The strongest argument for banning menthol cigarettes is to prevent young people from taking up smoking in the first place. It’s worth noting, then, that the backdrop to current debates is a quiet and mostly unheralded decline in youth smoking to record lows. In the latest National Youth Tobacco Survey, less than two percent of high schoolers reported smoking cigarettes in the past thirty days—down from thirteen percent a decade ago—and less than half a percent of high schoolers are smoking cigarettes daily. This is a tremendous and hopefully durable public health victory, accomplished without prohibition.
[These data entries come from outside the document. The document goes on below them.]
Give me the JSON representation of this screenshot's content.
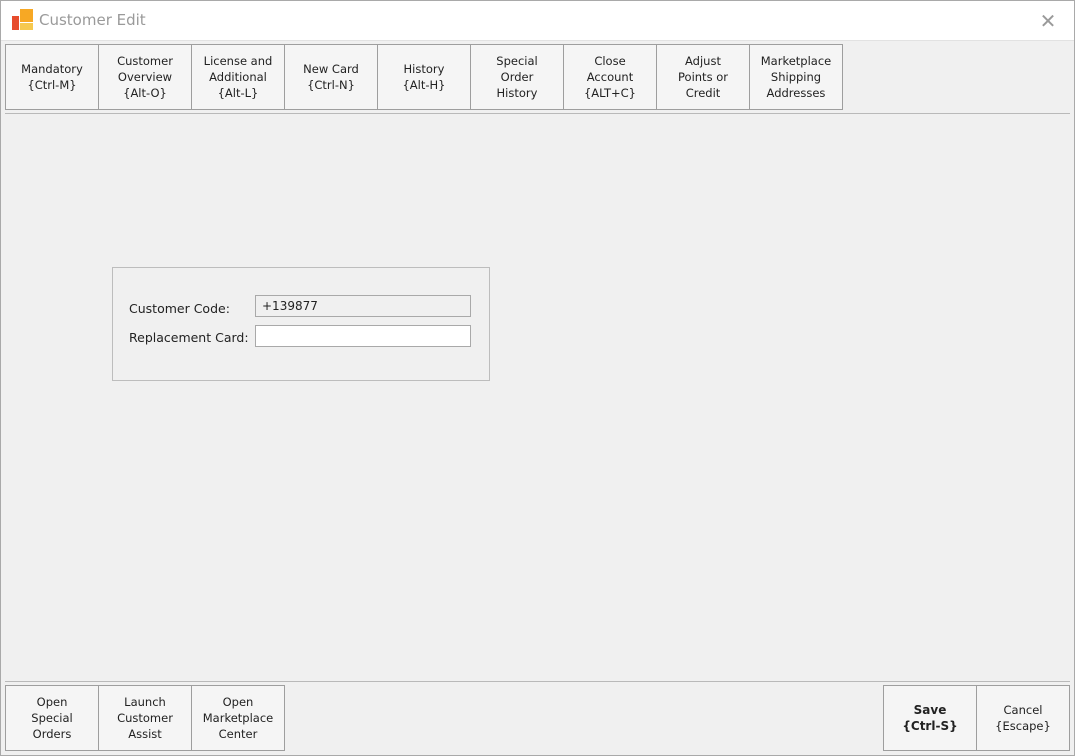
{
  "window": {
    "title": "Customer Edit",
    "close_glyph": "✕",
    "icon": "app-logo-icon"
  },
  "toolbar": {
    "buttons": [
      {
        "label": "Mandatory\n{Ctrl-M}"
      },
      {
        "label": "Customer\nOverview\n{Alt-O}"
      },
      {
        "label": "License and\nAdditional\n{Alt-L}"
      },
      {
        "label": "New Card\n{Ctrl-N}"
      },
      {
        "label": "History\n{Alt-H}"
      },
      {
        "label": "Special\nOrder\nHistory"
      },
      {
        "label": "Close\nAccount\n{ALT+C}"
      },
      {
        "label": "Adjust\nPoints or\nCredit"
      },
      {
        "label": "Marketplace\nShipping\nAddresses"
      }
    ]
  },
  "form": {
    "customer_code_label": "Customer Code:",
    "customer_code_value": "+139877",
    "replacement_card_label": "Replacement Card:",
    "replacement_card_value": ""
  },
  "footer": {
    "left_buttons": [
      {
        "label": "Open\nSpecial\nOrders"
      },
      {
        "label": "Launch\nCustomer\nAssist"
      },
      {
        "label": "Open\nMarketplace\nCenter"
      }
    ],
    "save_label": "Save\n{Ctrl-S}",
    "cancel_label": "Cancel\n{Escape}"
  }
}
The most plausible future for tobacco in the United States is one in which a minority of Americans continue to consume nicotine but mostly transition to forms of use that are much safer than smoking, such as vaping and oral pouches. Smart policies can accelerate this transition: taxing products in proportion to their risks, providing accurate information about lower-risk alternatives to smoking, and ensuring that adults retain access to safer products in sufficiently appealing flavors to attract them away from cigarettes. 

In a country in which more than half of adults drink alcohol and ten percent or more use cannabis, use of low-risk forms of nicotine should not be seen as unacceptable. The question is how to treat the small minority of adults who continue to use combustible tobacco. Cigarettes are terribly deadly and it’s tempting to wish them away with the stroke of a pen. Yet the history of prohibition suggests that such policies are not so easy to enforce and the very addictiveness of cigarettes is reason to expect that bans will encourage illicit trade.

Ironically, the current push for nicotine and tobacco flavor bans comes amid growing awareness of the failures of the war on drugs and a wave of liberalization of laws governing other psychoactive substances. It’s worth recalling too that America’s original noble experiment in Prohibition also penalized only the sale, and not the use, of alcohol, yet still led to organized crime and police enforcement. Forbidding the sale of flavored tobacco or vaping products risks repeating these mistakes, creating crimes where none previously existed. 

While there are genuine health benefits to prohibitive tobacco policies, particularly those targeted against menthol cigarettes, we should nonetheless be wary of their unintended effects. Should cops be staking out stores for contraband menthol cigarettes and flavored vapes? Should street sellers be subjected to potentially violent policing? Should Americans be arrested and sentenced to years in prison for selling tobacco and nicotine to consenting adults? 

Decades of campaigns to denormalize and stigmatize tobacco use have made it easy to ignore such questions, but the dangers of seeking to achieve a smoke-free society via prohibition deserve to be taken seriously, especially when the development of safer sources of nicotine offers the opportunity to end the lethal reign of the cigarette by less coercive means.